For more about each of these works, check out the following links:
  • Beethoven Three Equali entry in Oxford Music Online
  • Hear samples of Bellon's Brass Quintets on Classics Online 
  • More about Aliabiev here from Musicalion.com
  • A bio about Jean Francois Bellon here and a link to listen at GMN here
  • Information regarding the Bellon quintets (from Editions BIM):
These 12 quintets, composed between 1848 and 1850, were all published in Paris during the 1850’s by Richault. The present, virtually complete edition of the entire series - lacking only the final movement of Quintet No. 12 - was realized thanks to the efforts of John Wallace, Anthony George and Anthony Rickard for quintets Nos. 1, 2 and 12, (which, together with No. 3, had been consigned to the British Library, London) and Raymond Lapie, owner of Nos. 3, 4, 5, 6, 7, 8, 9, 10 and 11, and editor of this complete edition. Quintet No. 12 is reprinted from a later edition dating to the final years of the 19th century, and which appeared in full score form in the London musical review, “Orpheus Journal”. From a musical standpoint, this new edition (Quintet No. 12 excepted) refers and fundamentally adheres to the original printed instrumental parts, issued without full scores in the 1850’s. A full score for each quintet has been reconstructed to permit better analysis of the music. Only flagrant errors and a few doubtful chords have been indicated as such and corrected. The five instruments originally specified were: 1) a small flugelhorn in Eb (or trumpet, or piston-valve cornet in Bb/A), 2) a piston-valve cornet in Bb/A, 3) a horn, 4) a trombone and 5) an ophicleide (in Bb or C). These works may be performed today on period instruments or with modern ones, as desired; in the latter case however, it being well to adapt the dynamics, especially if trumpets replace the cornets. The Eb flugelhorn part, as specified and provided for by the Richault edition already, can also be played on piston-valve cornet. The ophicleide part is playable on tuba (preferably an F tuba) or, better still, on euphonium or bass saxhorn. A separate brochure, relating all presently known details about these works, is published by Editions Bim (Raymond Lapie, “Jean-Fran├žois-Victor Bellon, 12 major French brass quintets dating from 1848-1850, ISBN 2-88039-017-6; complete texts in French, English, German, Italian and Spanish). 

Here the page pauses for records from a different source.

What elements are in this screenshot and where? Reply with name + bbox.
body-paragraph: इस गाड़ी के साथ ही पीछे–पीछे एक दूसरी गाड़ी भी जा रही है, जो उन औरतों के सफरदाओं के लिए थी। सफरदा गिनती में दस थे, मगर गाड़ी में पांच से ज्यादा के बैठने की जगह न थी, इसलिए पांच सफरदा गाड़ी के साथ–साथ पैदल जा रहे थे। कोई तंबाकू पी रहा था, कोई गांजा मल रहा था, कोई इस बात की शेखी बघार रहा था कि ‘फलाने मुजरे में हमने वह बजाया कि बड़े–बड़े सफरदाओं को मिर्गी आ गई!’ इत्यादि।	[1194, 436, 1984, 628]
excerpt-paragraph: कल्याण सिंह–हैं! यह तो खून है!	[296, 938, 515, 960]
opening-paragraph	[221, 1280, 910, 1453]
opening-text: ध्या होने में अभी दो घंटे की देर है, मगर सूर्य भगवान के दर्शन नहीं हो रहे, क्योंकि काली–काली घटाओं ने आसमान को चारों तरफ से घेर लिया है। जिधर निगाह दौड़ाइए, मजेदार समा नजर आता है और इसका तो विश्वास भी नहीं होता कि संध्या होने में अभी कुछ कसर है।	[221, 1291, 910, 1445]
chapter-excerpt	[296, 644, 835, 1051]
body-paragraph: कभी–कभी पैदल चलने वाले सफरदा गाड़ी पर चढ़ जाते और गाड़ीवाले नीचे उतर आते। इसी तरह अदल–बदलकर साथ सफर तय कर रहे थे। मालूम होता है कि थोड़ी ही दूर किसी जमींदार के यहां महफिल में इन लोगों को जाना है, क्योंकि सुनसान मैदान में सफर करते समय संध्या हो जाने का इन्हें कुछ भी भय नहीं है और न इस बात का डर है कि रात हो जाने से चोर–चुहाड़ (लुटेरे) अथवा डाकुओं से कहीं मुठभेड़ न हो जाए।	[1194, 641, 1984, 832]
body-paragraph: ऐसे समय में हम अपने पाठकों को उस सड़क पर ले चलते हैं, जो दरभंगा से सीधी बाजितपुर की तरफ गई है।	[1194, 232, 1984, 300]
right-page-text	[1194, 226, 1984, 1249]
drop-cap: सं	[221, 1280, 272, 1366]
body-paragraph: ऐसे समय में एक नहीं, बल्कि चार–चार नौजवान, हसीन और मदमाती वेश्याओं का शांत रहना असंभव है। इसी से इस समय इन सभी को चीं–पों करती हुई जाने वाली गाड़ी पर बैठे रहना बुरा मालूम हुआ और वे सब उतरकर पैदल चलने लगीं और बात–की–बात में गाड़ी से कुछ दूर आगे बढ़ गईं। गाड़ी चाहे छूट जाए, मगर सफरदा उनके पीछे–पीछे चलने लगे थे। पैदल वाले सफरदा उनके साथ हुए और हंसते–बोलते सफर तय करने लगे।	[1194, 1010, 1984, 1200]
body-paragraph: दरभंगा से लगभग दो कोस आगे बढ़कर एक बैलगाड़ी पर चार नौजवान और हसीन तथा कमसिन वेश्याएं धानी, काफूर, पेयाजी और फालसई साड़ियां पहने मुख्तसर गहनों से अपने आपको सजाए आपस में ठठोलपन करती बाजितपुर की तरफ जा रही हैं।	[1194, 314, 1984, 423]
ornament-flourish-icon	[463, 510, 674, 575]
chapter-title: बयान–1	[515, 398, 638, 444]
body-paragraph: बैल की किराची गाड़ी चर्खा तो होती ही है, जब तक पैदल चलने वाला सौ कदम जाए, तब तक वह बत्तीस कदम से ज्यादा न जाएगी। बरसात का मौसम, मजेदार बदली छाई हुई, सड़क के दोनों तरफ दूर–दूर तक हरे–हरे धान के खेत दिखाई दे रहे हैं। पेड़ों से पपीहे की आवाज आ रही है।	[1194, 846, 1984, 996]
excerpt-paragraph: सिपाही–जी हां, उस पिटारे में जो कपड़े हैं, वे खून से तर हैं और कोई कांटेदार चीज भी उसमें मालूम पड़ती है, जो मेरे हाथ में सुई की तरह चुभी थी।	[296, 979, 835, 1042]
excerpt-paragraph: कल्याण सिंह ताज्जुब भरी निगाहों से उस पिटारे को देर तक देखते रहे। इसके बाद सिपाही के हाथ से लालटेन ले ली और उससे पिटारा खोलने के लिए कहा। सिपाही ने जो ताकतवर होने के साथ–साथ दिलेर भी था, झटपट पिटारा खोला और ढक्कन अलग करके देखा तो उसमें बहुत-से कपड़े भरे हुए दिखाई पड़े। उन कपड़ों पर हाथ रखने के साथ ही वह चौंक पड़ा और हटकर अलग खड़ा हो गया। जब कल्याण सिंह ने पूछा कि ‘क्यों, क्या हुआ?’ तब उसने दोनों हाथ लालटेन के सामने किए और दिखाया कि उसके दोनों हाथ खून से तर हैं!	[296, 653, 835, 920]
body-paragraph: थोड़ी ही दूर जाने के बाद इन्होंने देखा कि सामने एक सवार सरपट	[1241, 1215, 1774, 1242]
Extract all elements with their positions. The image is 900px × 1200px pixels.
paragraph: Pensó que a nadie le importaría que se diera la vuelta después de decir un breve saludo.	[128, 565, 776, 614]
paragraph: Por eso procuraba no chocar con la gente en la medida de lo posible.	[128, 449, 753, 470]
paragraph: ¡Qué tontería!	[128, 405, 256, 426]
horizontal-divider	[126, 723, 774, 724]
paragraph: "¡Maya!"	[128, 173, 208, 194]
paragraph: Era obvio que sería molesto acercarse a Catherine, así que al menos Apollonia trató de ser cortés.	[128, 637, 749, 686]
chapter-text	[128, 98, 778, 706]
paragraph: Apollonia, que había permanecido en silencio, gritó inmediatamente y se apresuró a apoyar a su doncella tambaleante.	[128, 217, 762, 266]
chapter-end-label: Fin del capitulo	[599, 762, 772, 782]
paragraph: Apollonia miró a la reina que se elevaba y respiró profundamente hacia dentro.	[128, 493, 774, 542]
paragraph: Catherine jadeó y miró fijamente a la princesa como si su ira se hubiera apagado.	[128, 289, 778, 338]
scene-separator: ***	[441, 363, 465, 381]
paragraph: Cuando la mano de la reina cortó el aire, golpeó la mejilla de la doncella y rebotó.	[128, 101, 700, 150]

Also, from the Wikipedia article on Ewald:
For many years Ewald’s four quintets were considered to be the first original pieces composed specifically for an ensemble which is recognisable today as essentially the modern brass quintet - consisting of two treble, valved instruments, one alto, one tenor and one bass. A recent discovery of 12 four-movement brass quintets, thought to have been written in the 1840s (pre-dating Ewald by some 60 years) by the French composer Jean Francois Bellon (1795–1869; violinist and one-time leader of the Paris Opera Orchestra), show that Ewald was not actually the unwitting pioneer he was long thought to be. However, the popularity of his quintets has in no way diminished because of this.